Mu Pegasi

Observation data Epoch J2000 Equinox ICRS
- Constellation: Pegasus
- Right ascension: 22^{h} 50^{m} 00.19307^{s}
- Declination: +24° 36′ 05.6926″
- Apparent magnitude (V): 3.514

Characteristics
- Evolutionary stage: Yellow giant
- Spectral type: G8 III
- U−B color index: +0.674
- B−V color index: +0.932

Astrometry
- Radial velocity (R_{v}): +13.54 ± 0.20 km/s
- Proper motion (μ): RA: +145.240 mas/yr Dec.: −42.396 mas/yr
- Parallax (π): 28.934±0.189 mas
- Distance: 112.7 ± 0.7 ly (34.6 ± 0.2 pc)
- Absolute magnitude (M_{V}): +0.432

Details
- Mass: 2.59±0.05 M_{☉}
- Radius: 9.32±0.47 R_{☉}
- Luminosity: 46.9±0.6 L_{☉}
- Surface gravity (log g): 2.85±0.03 cgs
- Temperature: 4,961±40 K
- Metallicity [Fe/H]: −0.03±0.02 dex
- Rotational velocity (v sin i): 0.95±0.45 km/s
- Age: 520±30 Myr
- Other designations: Sadalbari, Mu Peg, μ Peg, 48 Peg, BD+23 4615, FK5 862, GJ 4298, HD 216131, HIP 112748, HR 8684, SAO 90816

Database references
- SIMBAD: data

= Mu Pegasi =

Star in the constellation Pegasus

Mu Pegasi or μ Pegasi, formally named Sadalbari (/,sæd@l'bɛəri/), is a star in the northern constellation of Pegasus. The apparent visual magnitude of this star is 3.5, which is bright enough to be seen with the naked eye even on a moonlit night.

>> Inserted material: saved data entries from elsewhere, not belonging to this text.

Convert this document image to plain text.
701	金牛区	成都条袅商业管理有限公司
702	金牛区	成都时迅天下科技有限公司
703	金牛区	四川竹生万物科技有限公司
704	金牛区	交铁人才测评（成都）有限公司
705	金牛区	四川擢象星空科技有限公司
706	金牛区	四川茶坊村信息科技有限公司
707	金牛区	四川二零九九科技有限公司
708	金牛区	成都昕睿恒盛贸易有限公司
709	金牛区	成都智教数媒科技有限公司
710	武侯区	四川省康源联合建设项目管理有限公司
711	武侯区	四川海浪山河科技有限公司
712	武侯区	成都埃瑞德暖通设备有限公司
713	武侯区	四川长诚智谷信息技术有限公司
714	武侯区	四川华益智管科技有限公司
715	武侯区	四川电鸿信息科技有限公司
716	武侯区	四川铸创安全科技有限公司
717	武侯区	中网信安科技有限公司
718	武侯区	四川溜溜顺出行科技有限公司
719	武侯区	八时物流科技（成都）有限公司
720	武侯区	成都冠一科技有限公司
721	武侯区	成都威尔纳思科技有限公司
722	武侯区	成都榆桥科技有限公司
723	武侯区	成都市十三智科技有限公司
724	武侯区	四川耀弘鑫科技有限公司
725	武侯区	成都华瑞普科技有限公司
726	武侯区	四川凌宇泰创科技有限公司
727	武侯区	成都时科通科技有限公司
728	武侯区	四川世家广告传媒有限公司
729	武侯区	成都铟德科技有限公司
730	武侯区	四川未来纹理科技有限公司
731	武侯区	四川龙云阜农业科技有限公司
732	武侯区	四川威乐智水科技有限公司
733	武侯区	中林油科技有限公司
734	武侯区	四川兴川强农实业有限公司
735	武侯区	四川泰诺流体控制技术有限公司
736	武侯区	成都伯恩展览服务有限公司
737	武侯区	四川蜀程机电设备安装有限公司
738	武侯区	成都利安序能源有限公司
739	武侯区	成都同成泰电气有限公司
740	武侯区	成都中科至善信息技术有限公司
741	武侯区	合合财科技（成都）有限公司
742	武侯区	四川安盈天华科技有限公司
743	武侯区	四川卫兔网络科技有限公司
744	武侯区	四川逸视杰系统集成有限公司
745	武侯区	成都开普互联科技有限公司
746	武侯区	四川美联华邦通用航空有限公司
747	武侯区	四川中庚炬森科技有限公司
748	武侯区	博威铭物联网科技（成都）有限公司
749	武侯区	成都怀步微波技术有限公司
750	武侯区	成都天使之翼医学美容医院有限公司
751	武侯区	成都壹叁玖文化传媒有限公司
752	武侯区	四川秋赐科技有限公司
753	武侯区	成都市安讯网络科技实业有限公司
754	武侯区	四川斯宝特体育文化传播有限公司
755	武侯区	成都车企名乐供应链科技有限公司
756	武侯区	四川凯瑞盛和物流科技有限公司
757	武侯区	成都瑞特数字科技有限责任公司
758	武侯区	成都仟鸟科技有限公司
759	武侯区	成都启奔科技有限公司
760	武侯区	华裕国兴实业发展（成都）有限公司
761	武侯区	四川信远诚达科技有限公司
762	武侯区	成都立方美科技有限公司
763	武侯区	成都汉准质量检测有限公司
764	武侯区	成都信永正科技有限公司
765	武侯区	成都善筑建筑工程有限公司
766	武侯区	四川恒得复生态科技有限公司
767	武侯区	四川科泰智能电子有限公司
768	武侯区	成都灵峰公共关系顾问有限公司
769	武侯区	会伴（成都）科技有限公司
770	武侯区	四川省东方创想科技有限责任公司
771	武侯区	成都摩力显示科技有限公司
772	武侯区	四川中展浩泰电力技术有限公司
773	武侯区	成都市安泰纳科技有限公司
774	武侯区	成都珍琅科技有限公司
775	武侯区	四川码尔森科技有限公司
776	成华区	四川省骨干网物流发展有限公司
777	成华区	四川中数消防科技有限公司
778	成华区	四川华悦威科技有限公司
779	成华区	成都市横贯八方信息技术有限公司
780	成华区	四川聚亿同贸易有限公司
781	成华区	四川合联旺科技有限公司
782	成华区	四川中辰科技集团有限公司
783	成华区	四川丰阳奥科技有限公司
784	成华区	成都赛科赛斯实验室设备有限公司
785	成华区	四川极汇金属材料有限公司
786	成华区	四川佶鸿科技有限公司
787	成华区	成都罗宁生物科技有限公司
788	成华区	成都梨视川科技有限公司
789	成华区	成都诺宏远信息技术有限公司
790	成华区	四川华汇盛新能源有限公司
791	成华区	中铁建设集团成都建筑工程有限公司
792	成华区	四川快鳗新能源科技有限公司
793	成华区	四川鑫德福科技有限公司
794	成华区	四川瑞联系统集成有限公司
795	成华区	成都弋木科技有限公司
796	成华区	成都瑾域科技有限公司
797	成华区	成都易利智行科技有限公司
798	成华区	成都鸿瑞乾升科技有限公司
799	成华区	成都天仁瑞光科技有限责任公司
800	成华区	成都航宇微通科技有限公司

Based upon parallax measurements taken by the Gaia spacecraft, it is approximately 113 ly from the Sun.

==Nomenclature==
μ Pegasi (Latinised to Mu Pegasi) is the star's Bayer designation.

It bore the traditional name Sadalbari, which derives from سعد بارع saʿd al-bāriʿ, the “auspicious star of the splendid one.” In 2016, the International Astronomical Union organized a Working Group on Star Names (WGSN) to catalogue and standardize proper names for stars. The WGSN approved the name Sadalbari for this star on 21 August 2016 and it is now so included in the List of IAU-approved Star Names.

In Chinese, 離宮 (Lì Gōng), meaning Resting Palace, refers to an asterism consisting of Mu Pegasi, Lambda Pegasi, Omicron Pegasi, Eta Pegasi, Tau Pegasi and Nu Pegasi. Consequently, the Chinese name for Mu Pegasi itself is 離宮二 (Lì Gōng èr, "the Second Star of Resting Palace").

==Properties==
The spectrum of this star matches a stellar classification of G8 III. The luminosity class of 'III' means that it has exhausted the hydrogen fuel at its core and evolved into a giant star. It is 520 million years old and 2.6 times more massive than the Sun, but has expanded to nine times the Sun's radius. The effective temperature of the outer atmosphere is about 4,961 K, which is cooler than the Sun and gives it the yellow hue of a G-type star. The abundance of elements other than hydrogen and helium, what astronomers term the metallicity, is a bit smaller than the abundance in the Sun.